Hackers Selling macOS Device Malware on Telegram

Listen to the Podcast:

A report from Cyble Research and Intelligence Labs (CRIL) says that hackers are selling software that can hack Apple macOS users on the Telegram messaging service. Atomic macOS Stealer (AMOS) is the name of the bad software, which is made to attack Mac users.

Worrying is that the hackers who make this malware are always making it better and adding new features to it. The most recent update of the malware, according to the story, was seen in a Telegram post on April 25.

It says that the Atomic macOS Stealer can steal different kinds of information from the victim’s computer, such as keychain passwords, full system information, files from the desktop and documents folder, and even the macOS password.

“The thief program is designed to target a number of different websites, and it is capable of stealing auto-fill information, passwords, cookies, wallets, and credit card details.
AMOS can specifically target cryptocurrency wallets like Electrum, Binance, Exodus, Atomic, and Coinomi,” it says.

The report says that the threat actor also offers other services through Telegram, such as a web panel for monitoring victims, meta mask brute-force for stealing seed and private keys, a crypto checker, and a dmg installer.

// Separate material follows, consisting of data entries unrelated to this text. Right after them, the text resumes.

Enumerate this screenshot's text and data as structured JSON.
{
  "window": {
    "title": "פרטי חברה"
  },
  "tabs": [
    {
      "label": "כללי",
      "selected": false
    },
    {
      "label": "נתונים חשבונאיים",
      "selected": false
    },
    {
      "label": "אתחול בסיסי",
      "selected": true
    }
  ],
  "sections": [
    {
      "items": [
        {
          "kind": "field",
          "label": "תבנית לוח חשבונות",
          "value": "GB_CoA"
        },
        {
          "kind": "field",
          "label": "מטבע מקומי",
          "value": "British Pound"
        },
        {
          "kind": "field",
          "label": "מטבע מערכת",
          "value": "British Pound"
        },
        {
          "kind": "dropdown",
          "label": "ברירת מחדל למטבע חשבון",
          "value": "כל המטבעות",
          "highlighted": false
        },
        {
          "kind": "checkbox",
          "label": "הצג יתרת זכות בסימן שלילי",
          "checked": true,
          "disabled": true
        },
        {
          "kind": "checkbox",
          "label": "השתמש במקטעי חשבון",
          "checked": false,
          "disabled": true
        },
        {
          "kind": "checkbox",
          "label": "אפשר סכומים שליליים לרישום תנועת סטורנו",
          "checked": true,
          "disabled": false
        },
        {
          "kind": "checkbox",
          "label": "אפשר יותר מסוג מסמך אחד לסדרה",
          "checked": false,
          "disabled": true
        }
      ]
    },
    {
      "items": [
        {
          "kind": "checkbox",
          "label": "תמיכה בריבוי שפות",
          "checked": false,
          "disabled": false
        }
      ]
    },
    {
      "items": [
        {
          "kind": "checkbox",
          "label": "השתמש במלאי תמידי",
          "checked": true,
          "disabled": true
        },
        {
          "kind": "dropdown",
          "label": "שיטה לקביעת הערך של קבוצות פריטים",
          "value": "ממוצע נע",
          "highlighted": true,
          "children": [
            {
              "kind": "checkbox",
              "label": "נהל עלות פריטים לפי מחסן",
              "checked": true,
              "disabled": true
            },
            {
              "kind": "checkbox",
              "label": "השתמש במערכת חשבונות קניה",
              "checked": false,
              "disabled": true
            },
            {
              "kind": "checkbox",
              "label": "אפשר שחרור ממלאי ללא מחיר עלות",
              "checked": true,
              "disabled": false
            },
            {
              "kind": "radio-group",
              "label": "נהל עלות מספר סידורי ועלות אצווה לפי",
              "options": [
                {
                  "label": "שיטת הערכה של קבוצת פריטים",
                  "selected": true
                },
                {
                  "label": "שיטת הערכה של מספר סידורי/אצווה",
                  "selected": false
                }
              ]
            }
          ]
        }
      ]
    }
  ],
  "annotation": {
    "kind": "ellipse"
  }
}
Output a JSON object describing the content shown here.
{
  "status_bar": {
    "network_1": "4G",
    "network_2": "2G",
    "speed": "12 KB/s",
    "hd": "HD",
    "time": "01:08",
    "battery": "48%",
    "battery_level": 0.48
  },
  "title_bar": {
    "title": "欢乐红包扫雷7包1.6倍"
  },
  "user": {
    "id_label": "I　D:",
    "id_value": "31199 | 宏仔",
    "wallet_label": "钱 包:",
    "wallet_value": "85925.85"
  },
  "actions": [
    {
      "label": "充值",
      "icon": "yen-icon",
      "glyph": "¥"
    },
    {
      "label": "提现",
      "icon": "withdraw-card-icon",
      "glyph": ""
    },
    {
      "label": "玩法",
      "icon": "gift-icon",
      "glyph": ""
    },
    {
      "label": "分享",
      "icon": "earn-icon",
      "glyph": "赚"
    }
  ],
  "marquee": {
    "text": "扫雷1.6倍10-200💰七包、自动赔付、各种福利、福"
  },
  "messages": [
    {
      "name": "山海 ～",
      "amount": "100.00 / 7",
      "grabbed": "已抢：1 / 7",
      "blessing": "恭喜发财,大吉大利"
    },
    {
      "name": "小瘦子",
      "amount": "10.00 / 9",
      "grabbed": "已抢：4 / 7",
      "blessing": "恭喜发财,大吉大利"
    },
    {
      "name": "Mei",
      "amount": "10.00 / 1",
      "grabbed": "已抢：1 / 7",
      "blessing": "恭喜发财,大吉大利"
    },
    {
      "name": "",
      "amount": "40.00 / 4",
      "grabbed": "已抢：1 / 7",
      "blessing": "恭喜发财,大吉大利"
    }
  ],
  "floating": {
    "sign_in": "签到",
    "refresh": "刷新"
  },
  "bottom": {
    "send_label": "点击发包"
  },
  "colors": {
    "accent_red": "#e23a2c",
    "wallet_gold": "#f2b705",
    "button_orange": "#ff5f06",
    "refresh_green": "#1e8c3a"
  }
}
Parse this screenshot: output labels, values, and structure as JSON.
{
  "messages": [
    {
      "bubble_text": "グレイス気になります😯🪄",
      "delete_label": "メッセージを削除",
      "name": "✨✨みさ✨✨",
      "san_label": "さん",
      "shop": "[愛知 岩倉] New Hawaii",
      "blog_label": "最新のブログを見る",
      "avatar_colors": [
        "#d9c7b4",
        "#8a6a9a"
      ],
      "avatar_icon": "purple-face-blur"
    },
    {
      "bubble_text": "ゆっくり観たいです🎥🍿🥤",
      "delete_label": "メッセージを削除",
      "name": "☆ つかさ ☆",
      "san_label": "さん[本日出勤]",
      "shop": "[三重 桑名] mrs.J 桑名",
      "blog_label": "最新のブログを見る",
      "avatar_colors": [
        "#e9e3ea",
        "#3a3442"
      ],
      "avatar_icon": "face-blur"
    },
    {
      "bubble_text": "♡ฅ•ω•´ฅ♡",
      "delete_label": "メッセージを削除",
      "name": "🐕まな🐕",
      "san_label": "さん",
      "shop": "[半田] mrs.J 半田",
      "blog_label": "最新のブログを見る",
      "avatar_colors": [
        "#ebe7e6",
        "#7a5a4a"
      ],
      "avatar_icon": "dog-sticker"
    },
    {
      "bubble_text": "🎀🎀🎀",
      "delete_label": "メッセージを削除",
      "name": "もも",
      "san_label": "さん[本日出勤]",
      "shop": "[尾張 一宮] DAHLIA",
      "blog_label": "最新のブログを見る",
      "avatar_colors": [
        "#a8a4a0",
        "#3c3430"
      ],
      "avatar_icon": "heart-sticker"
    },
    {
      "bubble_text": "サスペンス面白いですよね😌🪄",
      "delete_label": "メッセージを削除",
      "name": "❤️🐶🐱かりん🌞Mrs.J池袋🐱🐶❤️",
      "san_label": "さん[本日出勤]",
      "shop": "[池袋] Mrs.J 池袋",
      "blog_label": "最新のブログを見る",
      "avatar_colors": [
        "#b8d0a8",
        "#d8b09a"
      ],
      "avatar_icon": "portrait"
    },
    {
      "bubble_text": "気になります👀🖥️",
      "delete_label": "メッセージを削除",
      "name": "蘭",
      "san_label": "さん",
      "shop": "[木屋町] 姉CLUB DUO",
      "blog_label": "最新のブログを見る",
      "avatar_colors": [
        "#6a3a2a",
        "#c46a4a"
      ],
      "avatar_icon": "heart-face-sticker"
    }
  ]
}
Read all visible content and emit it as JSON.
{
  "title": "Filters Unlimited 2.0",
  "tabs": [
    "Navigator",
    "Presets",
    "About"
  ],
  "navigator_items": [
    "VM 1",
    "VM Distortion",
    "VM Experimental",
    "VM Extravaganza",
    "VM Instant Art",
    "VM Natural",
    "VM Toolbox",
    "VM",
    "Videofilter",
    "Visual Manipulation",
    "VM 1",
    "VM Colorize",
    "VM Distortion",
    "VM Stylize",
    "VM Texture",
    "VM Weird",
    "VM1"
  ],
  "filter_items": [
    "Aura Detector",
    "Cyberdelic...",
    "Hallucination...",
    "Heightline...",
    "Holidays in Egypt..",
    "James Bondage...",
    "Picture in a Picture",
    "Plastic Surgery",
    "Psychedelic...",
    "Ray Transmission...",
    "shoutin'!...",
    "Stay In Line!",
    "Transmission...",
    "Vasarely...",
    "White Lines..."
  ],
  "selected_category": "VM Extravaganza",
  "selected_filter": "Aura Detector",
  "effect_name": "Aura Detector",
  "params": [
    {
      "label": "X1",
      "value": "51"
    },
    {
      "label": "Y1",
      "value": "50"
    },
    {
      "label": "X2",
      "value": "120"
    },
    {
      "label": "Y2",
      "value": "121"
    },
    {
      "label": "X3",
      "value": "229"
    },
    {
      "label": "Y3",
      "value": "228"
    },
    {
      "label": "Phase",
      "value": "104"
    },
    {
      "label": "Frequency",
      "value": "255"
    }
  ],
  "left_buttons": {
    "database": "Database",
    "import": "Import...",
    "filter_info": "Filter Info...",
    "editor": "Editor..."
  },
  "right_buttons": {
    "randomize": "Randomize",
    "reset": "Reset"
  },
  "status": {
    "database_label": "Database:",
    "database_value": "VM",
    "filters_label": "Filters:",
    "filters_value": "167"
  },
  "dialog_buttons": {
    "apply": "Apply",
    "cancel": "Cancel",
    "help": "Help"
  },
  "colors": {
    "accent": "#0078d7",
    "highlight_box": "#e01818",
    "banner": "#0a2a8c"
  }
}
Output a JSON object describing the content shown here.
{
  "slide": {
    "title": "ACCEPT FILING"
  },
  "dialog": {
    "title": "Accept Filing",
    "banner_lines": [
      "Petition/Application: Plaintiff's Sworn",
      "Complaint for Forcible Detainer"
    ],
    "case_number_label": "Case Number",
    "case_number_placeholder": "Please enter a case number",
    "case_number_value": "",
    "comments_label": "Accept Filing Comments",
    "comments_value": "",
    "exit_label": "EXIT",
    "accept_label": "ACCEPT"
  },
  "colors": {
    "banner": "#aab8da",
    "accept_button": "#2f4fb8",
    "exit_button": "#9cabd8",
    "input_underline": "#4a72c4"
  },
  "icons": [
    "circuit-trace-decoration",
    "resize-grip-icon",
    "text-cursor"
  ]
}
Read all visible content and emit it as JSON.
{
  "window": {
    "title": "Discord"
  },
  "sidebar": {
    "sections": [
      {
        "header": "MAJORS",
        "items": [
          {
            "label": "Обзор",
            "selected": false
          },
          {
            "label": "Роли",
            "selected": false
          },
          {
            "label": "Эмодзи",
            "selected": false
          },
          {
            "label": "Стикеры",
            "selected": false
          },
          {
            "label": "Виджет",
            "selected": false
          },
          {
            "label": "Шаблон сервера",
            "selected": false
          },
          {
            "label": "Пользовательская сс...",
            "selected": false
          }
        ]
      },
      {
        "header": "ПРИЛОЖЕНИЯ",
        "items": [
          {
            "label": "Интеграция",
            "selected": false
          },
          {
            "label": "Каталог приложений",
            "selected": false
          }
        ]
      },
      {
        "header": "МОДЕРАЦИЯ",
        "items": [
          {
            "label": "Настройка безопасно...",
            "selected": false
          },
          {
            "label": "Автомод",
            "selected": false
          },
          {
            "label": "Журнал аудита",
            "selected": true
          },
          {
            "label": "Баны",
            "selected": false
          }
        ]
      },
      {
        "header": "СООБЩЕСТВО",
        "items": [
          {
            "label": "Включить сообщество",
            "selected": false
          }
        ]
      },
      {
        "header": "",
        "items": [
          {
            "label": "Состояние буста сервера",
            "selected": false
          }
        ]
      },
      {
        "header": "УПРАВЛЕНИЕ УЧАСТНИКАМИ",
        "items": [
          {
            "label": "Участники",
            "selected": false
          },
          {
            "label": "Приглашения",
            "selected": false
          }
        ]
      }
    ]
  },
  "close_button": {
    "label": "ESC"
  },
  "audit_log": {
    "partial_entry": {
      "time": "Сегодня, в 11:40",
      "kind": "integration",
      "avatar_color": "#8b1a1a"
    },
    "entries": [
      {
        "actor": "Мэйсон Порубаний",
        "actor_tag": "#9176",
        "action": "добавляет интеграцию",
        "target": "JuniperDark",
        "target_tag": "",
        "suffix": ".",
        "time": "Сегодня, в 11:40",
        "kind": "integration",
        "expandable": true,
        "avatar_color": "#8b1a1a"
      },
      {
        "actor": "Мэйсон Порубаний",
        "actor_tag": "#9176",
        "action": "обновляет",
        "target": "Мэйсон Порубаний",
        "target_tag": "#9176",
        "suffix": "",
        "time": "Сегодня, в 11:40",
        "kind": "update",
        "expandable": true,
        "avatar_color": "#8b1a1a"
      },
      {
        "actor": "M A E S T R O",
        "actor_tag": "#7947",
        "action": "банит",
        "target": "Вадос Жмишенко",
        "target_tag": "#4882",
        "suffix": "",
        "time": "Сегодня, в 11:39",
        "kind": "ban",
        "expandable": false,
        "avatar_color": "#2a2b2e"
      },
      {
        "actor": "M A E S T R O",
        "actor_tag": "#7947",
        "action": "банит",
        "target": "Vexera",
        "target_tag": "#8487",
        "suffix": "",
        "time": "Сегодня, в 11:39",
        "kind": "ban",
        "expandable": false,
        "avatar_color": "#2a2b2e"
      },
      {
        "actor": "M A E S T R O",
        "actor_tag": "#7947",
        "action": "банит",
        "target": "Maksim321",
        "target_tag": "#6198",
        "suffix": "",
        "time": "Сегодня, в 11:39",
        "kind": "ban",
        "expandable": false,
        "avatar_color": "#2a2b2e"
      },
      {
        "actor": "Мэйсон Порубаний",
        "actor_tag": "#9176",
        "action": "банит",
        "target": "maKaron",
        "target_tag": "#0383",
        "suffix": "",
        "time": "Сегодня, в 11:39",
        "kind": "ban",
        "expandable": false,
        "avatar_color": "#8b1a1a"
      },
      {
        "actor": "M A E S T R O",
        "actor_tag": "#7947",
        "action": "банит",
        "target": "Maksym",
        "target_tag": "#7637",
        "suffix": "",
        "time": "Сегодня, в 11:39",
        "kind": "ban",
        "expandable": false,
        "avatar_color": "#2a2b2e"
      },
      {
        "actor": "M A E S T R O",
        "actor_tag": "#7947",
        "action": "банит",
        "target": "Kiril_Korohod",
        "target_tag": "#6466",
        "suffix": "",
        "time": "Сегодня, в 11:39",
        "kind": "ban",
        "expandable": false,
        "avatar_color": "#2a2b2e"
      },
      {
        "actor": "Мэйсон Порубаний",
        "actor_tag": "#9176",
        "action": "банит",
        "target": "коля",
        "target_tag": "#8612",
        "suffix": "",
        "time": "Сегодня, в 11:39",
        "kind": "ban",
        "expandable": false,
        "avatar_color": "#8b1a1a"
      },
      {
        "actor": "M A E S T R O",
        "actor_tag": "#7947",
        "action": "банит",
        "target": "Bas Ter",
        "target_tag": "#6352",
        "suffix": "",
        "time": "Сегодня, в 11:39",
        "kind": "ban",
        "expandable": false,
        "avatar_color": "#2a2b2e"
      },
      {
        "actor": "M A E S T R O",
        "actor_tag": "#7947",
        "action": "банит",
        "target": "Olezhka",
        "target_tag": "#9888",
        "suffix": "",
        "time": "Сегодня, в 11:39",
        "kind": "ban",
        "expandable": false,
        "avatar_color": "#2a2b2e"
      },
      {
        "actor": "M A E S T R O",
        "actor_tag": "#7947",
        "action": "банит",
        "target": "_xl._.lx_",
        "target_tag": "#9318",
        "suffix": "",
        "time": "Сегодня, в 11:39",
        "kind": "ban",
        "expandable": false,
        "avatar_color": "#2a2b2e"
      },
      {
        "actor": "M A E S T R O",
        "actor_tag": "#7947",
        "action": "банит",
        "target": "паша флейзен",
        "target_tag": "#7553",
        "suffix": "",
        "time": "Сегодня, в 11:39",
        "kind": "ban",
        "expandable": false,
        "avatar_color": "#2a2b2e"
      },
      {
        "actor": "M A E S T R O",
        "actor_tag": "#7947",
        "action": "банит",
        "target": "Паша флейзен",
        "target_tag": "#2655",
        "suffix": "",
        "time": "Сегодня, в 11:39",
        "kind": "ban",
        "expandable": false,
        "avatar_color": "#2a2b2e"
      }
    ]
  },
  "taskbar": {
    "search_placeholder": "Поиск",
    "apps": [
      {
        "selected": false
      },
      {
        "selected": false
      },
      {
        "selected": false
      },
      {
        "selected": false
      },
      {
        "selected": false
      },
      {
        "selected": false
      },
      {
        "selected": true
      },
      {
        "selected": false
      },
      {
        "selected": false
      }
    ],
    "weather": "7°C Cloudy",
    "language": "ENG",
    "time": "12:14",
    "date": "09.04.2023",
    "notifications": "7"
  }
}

A price of $1000 per month is asked for these services.

According to the CRIL report, Apple Mac users should load a.dmg file to protect their laptops and computers from AMOS malware. With a fake system dialog box after download, users can confirm the installation with a user password. When the file is installed, it will look for private information. If it finds any, it will steal it with the system password and send it to a remote server.